Using a carefully pared down style, straight reportage with just that bit of necessary garnishing vis-à-vis character fill-ins, Raghavan introduces us to Sri Lankan Tamil Raj Rajaratnam and his astonishing life in the top echelons of Wall Street. All the riches to be reaped in the investing world seems to be his for the taking; all investors and traders puppets to be manipulated deftly.
At its peak, Rajaratnam’s Galleon Group was managing something above 7 billion USD in assets.
And of course, even as Rajaratnam was amassing wealth beyond ordinary dreams of avarice, though certainly not beyond his, the authorities were watching.
Once the probe begins, all it takes is the careful, calibrated pulling of one or two threads before the whole astounding tale unravels. What is truly impressive is the slow painstaking putting together of the case by the Securities and Exchange Commission (SEC) agency, leaving virtually nothing to chance.
From 2009 on, the US Attorney’s office, federal prosecutors and FBI agents all worked shoulder to shoulder to crack the insider trading scam, build the case and bring the perpetrators to justice. This is how to build a case against a felon. If you want him to come to justice, that is. As an Indian who watches the almost daily parade of big `uns who get away, one feels the pain.
Raj Rajaratnam emerges as master of his own universe but a rather one-dimensional figure; the reader easily `gets` him, his motivations, his unscrupulous bull run. The Corleone parallel is unintentionally funny.
At one point, the Rajaratnam brothers, three of them, are tagged with Corleone names by the agency: Raj is Michael, Rengan is Sonny and Ragakanthan is Fredo. Raj had a jet parked at a NJ airport for a quick getaway which, of course, he was not able to do. The man who built up the Galleon Group with blood, sweat and bribes and pocketed something to the tune of 75 million USD, eventually got what was coming to him.

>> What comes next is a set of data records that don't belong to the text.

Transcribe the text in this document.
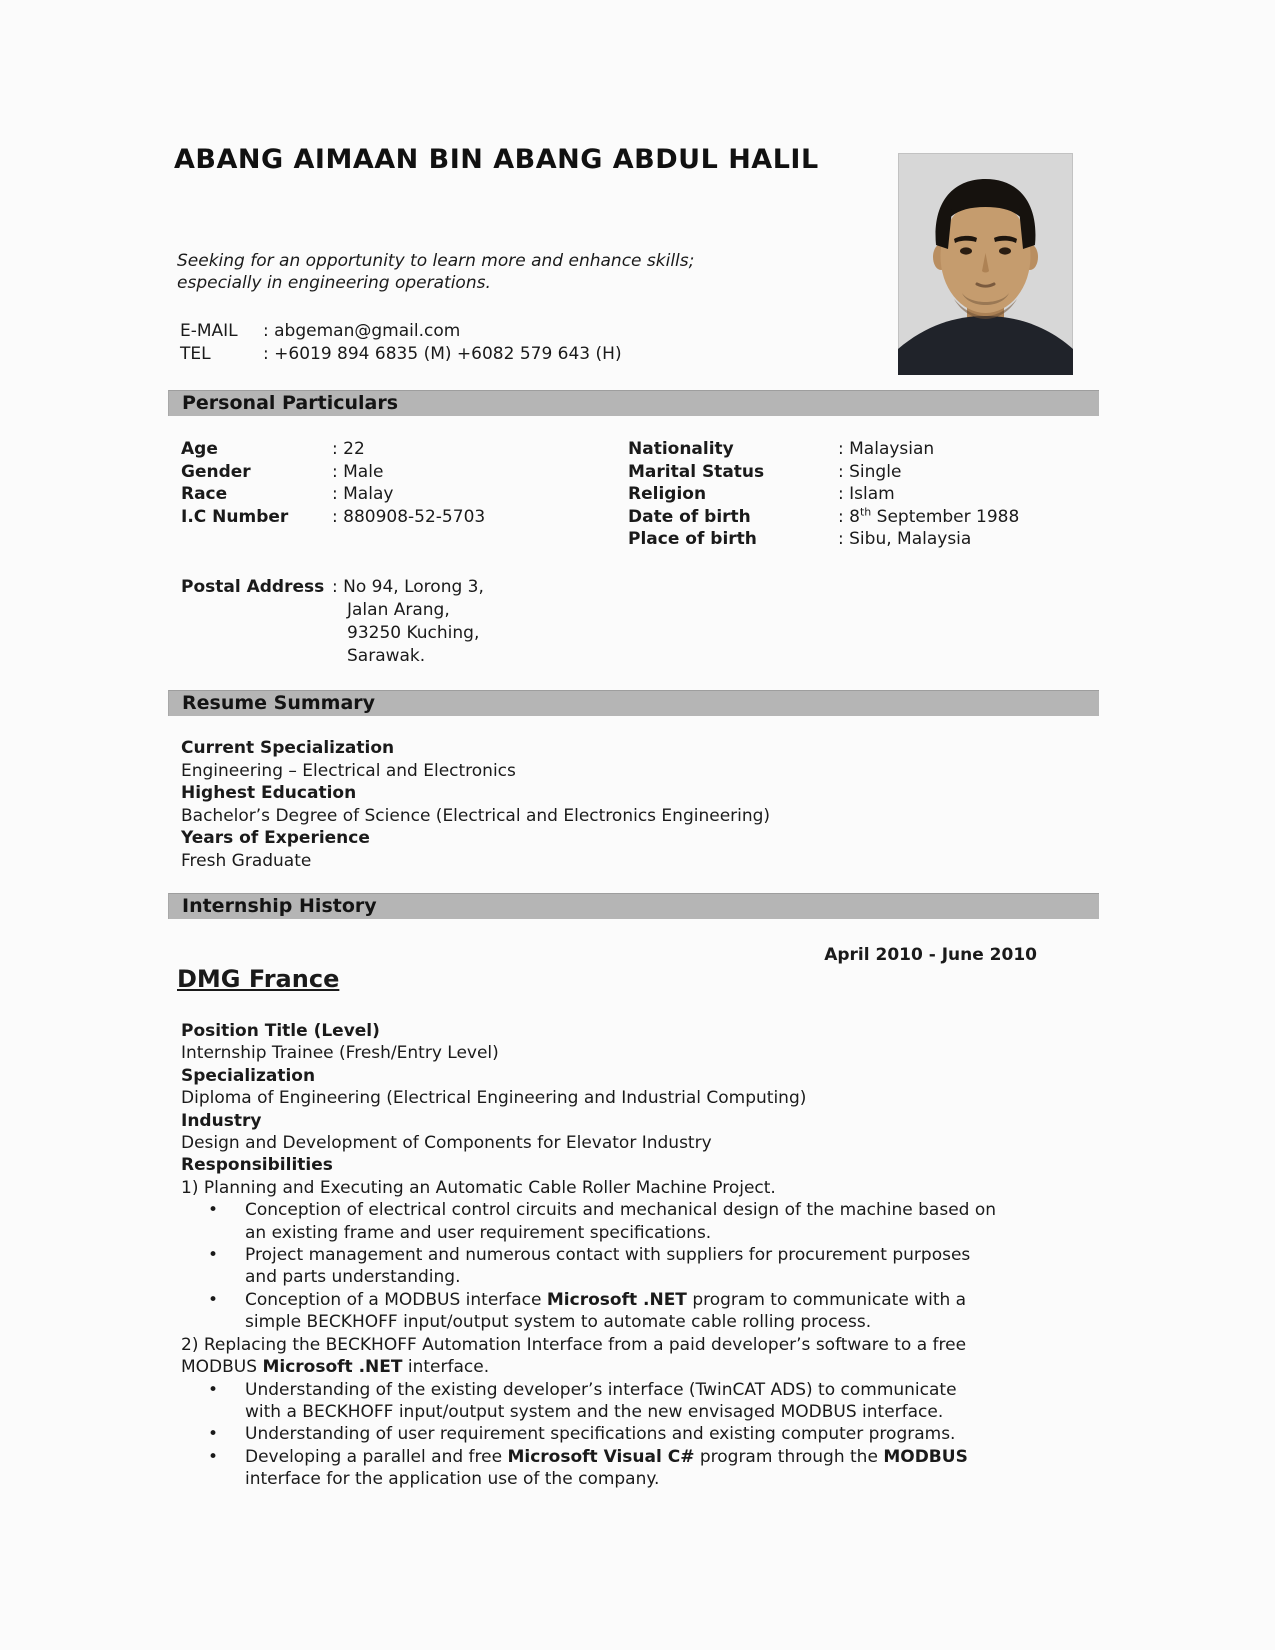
ABANG AIMAAN BIN ABANG ABDUL HALIL
Seeking for an opportunity to learn more and enhance skills;
especially in engineering operations.
E-MAIL	: abgeman@gmail.com
TEL	: +6019 894 6835 (M) +6082 579 643 (H)
Personal Particulars
Age	: 22
Gender	: Male
Race	: Malay
I.C Number	: 880908-52-5703
Nationality	: Malaysian
Marital Status	: Single
Religion	: Islam
Date of birth	: 8th September 1988
Place of birth	: Sibu, Malaysia
Postal Address : No 94, Lorong 3,
Jalan Arang,
93250 Kuching,
Sarawak.
Resume Summary
Current Specialization
Engineering – Electrical and Electronics
Highest Education
Bachelor’s Degree of Science (Electrical and Electronics Engineering)
Years of Experience
Fresh Graduate
Internship History
April 2010 - June 2010
DMG France
Position Title (Level)
Internship Trainee (Fresh/Entry Level)
Specialization
Diploma of Engineering (Electrical Engineering and Industrial Computing)
Industry
Design and Development of Components for Elevator Industry
Responsibilities
1) Planning and Executing an Automatic Cable Roller Machine Project.
• Conception of electrical control circuits and mechanical design of the machine based on
an existing frame and user requirement specifications.
• Project management and numerous contact with suppliers for procurement purposes
and parts understanding.
• Conception of a MODBUS interface Microsoft .NET program to communicate with a
simple BECKHOFF input/output system to automate cable rolling process.
2) Replacing the BECKHOFF Automation Interface from a paid developer’s software to a free
MODBUS Microsoft .NET interface.
• Understanding of the existing developer’s interface (TwinCAT ADS) to communicate
with a BECKHOFF input/output system and the new envisaged MODBUS interface.
• Understanding of user requirement specifications and existing computer programs.
• Developing a parallel and free Microsoft Visual C# program through the MODBUS
interface for the application use of the company.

Rajat Gupta, now, he is truly the Icarus who fell from the sky. Raghavan’s portrait of the man who was arraigned even as he was approaching his sixtieth birthday, is tinged faintly with sympathy. The public persona is of a thorough gentleman, decent, brilliant, a go-getter but in the most elegant way, a philanthropist par excellence working with both gilded and common charities, extremely well connected to just about every global mover and shaker, board member of several blue chip companies, three-time head of McKinsey, a man whose glittering world was entirely of his own making and well deserved. What then drove such a man to do what he did?
Soon enough, the reader turns sleuth, trying to unearth just about anything that will let Gupta off the hook. “My reputation is the most important thing I have,“ says Gupta and the reader empathises with his humiliation. It is another matter of course, that with Gupta’s indictment, the hithertofore upstanding Indian business image took a severe hit.
The dramatic personae are all drawn in accomplished fashion by Raghavan; the portrait of one less than upright minion, McKinsey’s Anil Kumar, is masterly. Rajat Gupta and Raj Rajaratnam. The two men couldn’t be more different: corporate buccaneer vs. corporate statesman.
Oh yes, they did have one (trivial) thing in common: both carried and used as many as 13 cell phones! These two men gather in boatloads of cash (a favourite term of the author) but Nemesis was at their heels. Old, old story.
And in the end, you realise it’s not all totally about greed for the greenbacks that drove them and their associates. Raghavan’s book lays bare the caste system of the business world and how if one can game it, that high becomes a surefire addiction. It’s also like riding the proverbial tiger… once you are on, you can’t really get off.